The Triangle Shirtwaist fire 100 years ago today gave impetus to the US labor movement, which gathered broad public support. But today, unions aren't seen as positively.
David Joles/The Star Tribune/AP
Francis Perkins, who witnessed the blaze that killed 146 garment workers – most of them immigrant women – and who later became Franklin D. Roosevelt's secretary of Labor, called it "the day the New Deal began." It was during this era that the National Labor Relations Act began prohibiting unfair labor practices.
Meanwhile, labor unions – sometimes in violent confrontation with mill and mine owners – organized into powerful political forces, changing the way of work across the country (bringing a two-day weekend, for example) and spreading to service sectors of the economy and to government bureaucracies.
As the economy faltered, union support waned
But in recent years, and as the economy has faltered, unions have lost public support.
In a survey in February, Pew found that most Americans still see unions having a positive effect on salaries, benefits, and working conditions. But the survey also found people divided on whether unions have a positive or negative effect on workplace productivity (34 to 30 percent) or whether they increase the availability of good jobs (32 to 33 percent).
“Most tellingly … the survey found only 45 percent expressing an overall favorable view of labor unions – close to the lowest level in a quarter century – while 41 percent held an unfavorable view,” writes Allen.
These days, public and political focus has been on public employee unions.
It’s not just their numbers – government employees are more than twice as likely to be union members than are private sector workers, 35 to 13 percent, according to the Gallup polling organization. It’s that they’ve been targeted as the cause of state financial woes by Republican governors such as Scott Walker in Wisconsin and Chris Christie in New Jersey.
Partisan divide over collective bargaining
Fights there and in other states over public employee unions – especially regarding collective bargaining – has become very partisan, Gallup finds.
“These differences are large,” Gallup editor-in-chief Frank Newport wrote recently. “Last year, 71 percent of Democrats nationally approved of labor unions, compared to 49 percent of independents, and just 34 percent of Republicans.”
“Gallup tracking data also show that the partisan composition of the union member population skews considerably more Democratic than non-union members or than the population in general,” Newport adds.
That same partisan divide is seen in public perceptions about the collective-bargaining fight in Wisconsin.
According to a Quinnipiac University survey earlier this month, 45 percent of respondents said they would support limiting collective bargaining to save state governments money. Forty-two percent said they would oppose curbing such rights.
But the split between Republicans and Democrats polled by Quinnipiac University was much wider. Fifty-nine percent of those who identified themselves as Republicans supported union limits, while only 33 percent of Democrats did.

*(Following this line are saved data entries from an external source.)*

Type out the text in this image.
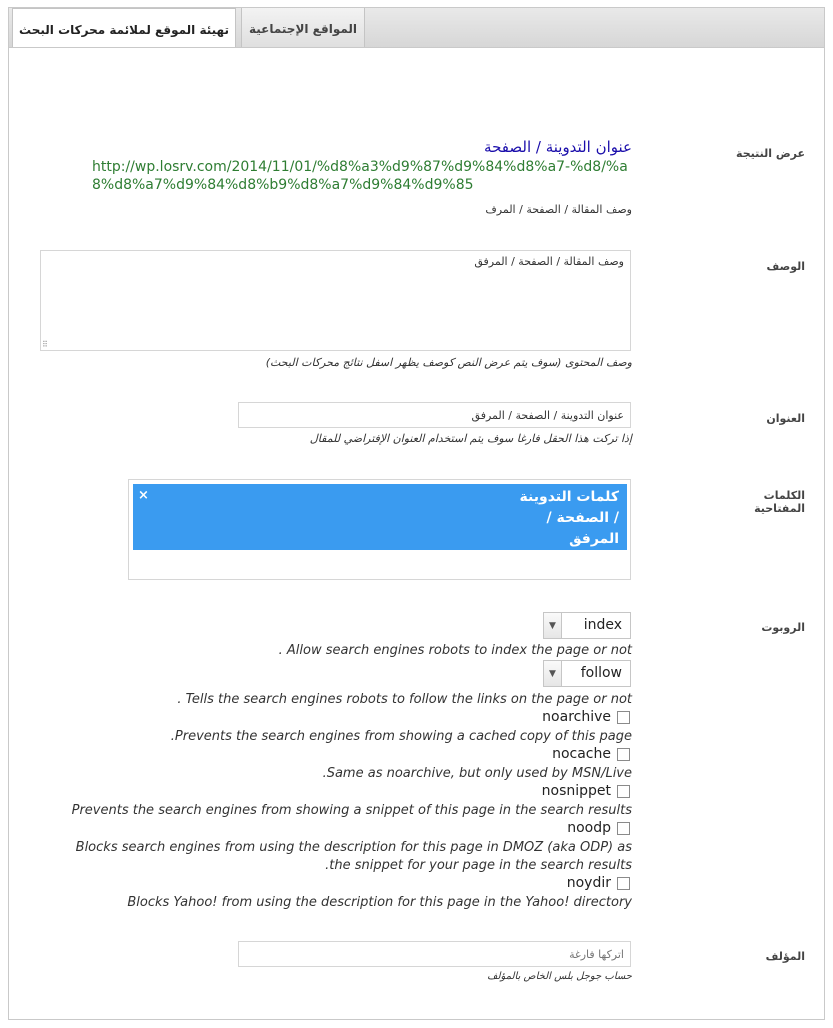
المواقع الإجتماعية
تهيئة الموقع لملائمة محركات البحث
عرض النتيجة
عنوان التدوينة / الصفحة
http://wp.losrv.com/2014/11/01/%d8%a3%d9%87%d9%84%d8%a7-%d8/%a8%d8%a7%d9%84%d8%b9%d8%a7%d9%84%d9%85
وصف المقالة / الصفحة / المرف
الوصف
وصف المقالة / الصفحة / المرفق
⠿
وصف المحتوى (سوف يتم عرض النص كوصف يظهر اسفل نتائج محركات البحث)
العنوان
عنوان التدوينة / الصفحة / المرفق
إذا تركت هذا الحقل فارغا سوف يتم استخدام العنوان الإفتراضي للمقال
الكلمات المفتاحية
×	كلمات التدوينة
/ الصفحة /
المرفق
الروبوت
▼	index
. Allow search engines robots to index the page or not
▼	follow
. Tells the search engines robots to follow the links on the page or not
noarchive
.Prevents the search engines from showing a cached copy of this page
nocache
.Same as noarchive, but only used by MSN/Live
nosnippet
Prevents the search engines from showing a snippet of this page in the search results
noodp
Blocks search engines from using the description for this page in DMOZ (aka ODP) as
.the snippet for your page in the search results
noydir
Blocks Yahoo! from using the description for this page in the Yahoo! directory
المؤلف
اتركها فارغة
حساب جوجل بلس الخاص بالمؤلف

Public more supportive of Wisconsin public employees
Governor Walker has become a highly controversial figure in Wisconsin and around the country – inflammatory, say his critics. So it may not be surprising that in his case, the public has been more supportive of state workers facing an end to collective-bargaining rights than it has of Walker’s position – 42 to 32 percent, according to Pew, and 61 to 33 percent in a USA Today/Gallup poll.
So while the Triangle Shirtwaist Factory may be old history to most Americans, the fight for workers’ rights goes on.